Two other, less effective aids to visionary experience deserve mention—carbon dioxide and the stroboscopic lamp. A mixture (completely non-toxic) of seven parts of oxygen and three of carbon dioxide produces, in those who inhale it, certain physical and psychological changes, which have been exhaustively described by Meduna. Among these changes the most important, in our present context, is a marked enhancement of the ability to “see things,” when the eyes are closed. In some cases only swirls of patterned color are seen. In others there may be vivid recalls of past experiences. (Hence the value of CO2 as a therapeutic agent.) In yet other cases carbon dioxide transports the subject to the Other World at the antipodes of his everyday consciousness, and he enjoys very briefly visionary experiences entirely unconnected with his own personal history or with the problems of the human race in general.

In the light of these facts it becomes easy to understand the rationale of yogic breathing exercises. Practiced systematically, these exercises result, after a time, in prolonged suspensions of breath. Long suspensions of breath lead to a high concentration of carbon dioxide in the lungs and blood, and this increase in the concentration of CO2 lowers the efficiency of the brain as a reducing valve and permits the entry into consciousness of experiences, visionary or mystical, from “out there.”

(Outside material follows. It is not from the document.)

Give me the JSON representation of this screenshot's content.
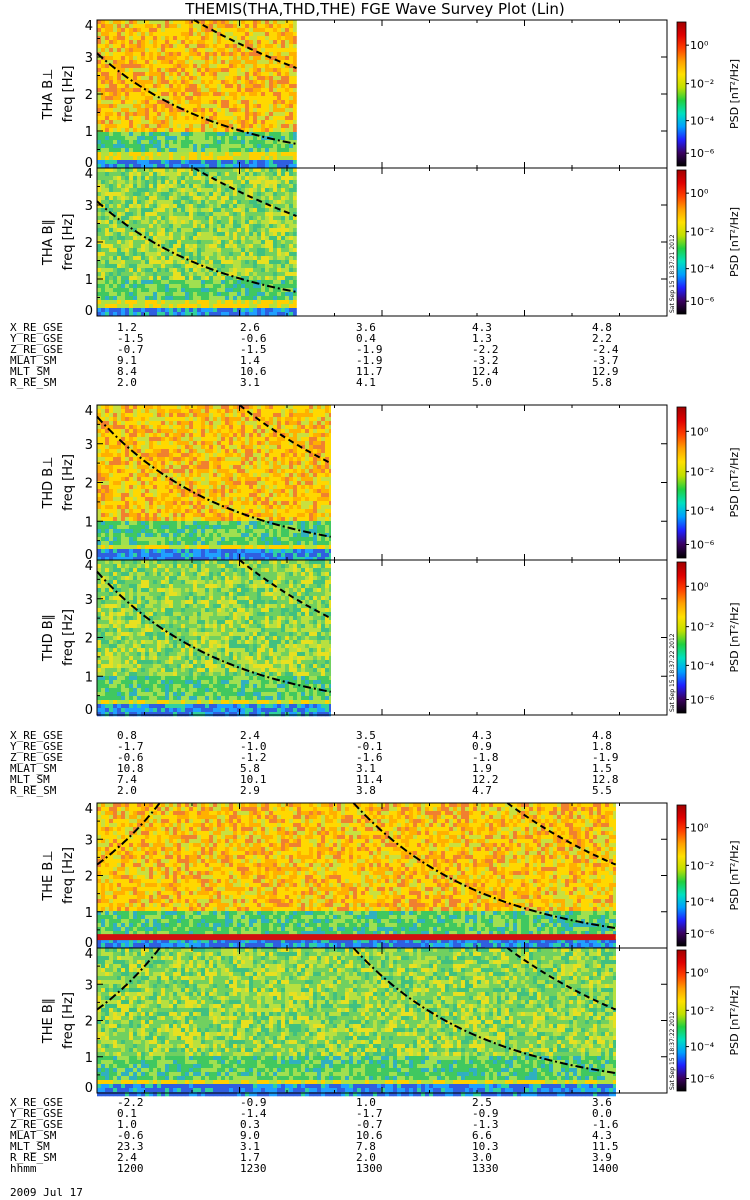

Prolonged and continuous shouting or singing may produce similar, but less strongly marked, results. Unless they are highly trained, singers tend to breathe out more than they breathe in. Consequently the concentration of carbon dioxide in the alveolar air and the blood is increased and, the efficiency of the cerebral reducing valve being lowered, visionary experience becomes possible. Hence the interminable “vain repetitions” of magic and religion. The chanting of the curandero, the medicine man, the shaman; the endless psalm singing and sutra intoning of Christian and Buddhist monks; the shouting and howling, hour after hour, of revivalists—under all the diversities of theological belief and aesthetic convention, the psychochemico-physiological intention remains constant. To increase the concentration of CO2 in the lungs and blood and so to lower the efficiency of the cerebral reducing valve, until it will admit biologically useless material from Mind-at-Large—this, though the shouters, singers and mutterers did not know it, has been at all times the real purpose and point of magic spells, of mantrams, litanies, psalms and sutras. “The heart,” said Pascal, “has its reasons.” Still more cogent and much harder to unravel are the reasons of the lungs, the blood and the enzymes, of neurons and synapses. The way to the superconscious is through the subconscious, and the way, or at least one of the ways, to the subconscious is through the chemistry of individual cells.

With the stroboscopic lamp we descend from chemistry to the still more elementary realm of physics. Its rhythmically flashing light seems to act directly, through the optic nerves, on the electrical manifestations of the brain’s activity. (For this reason there is always a slight danger involved in the use of the stroboscopic lamp.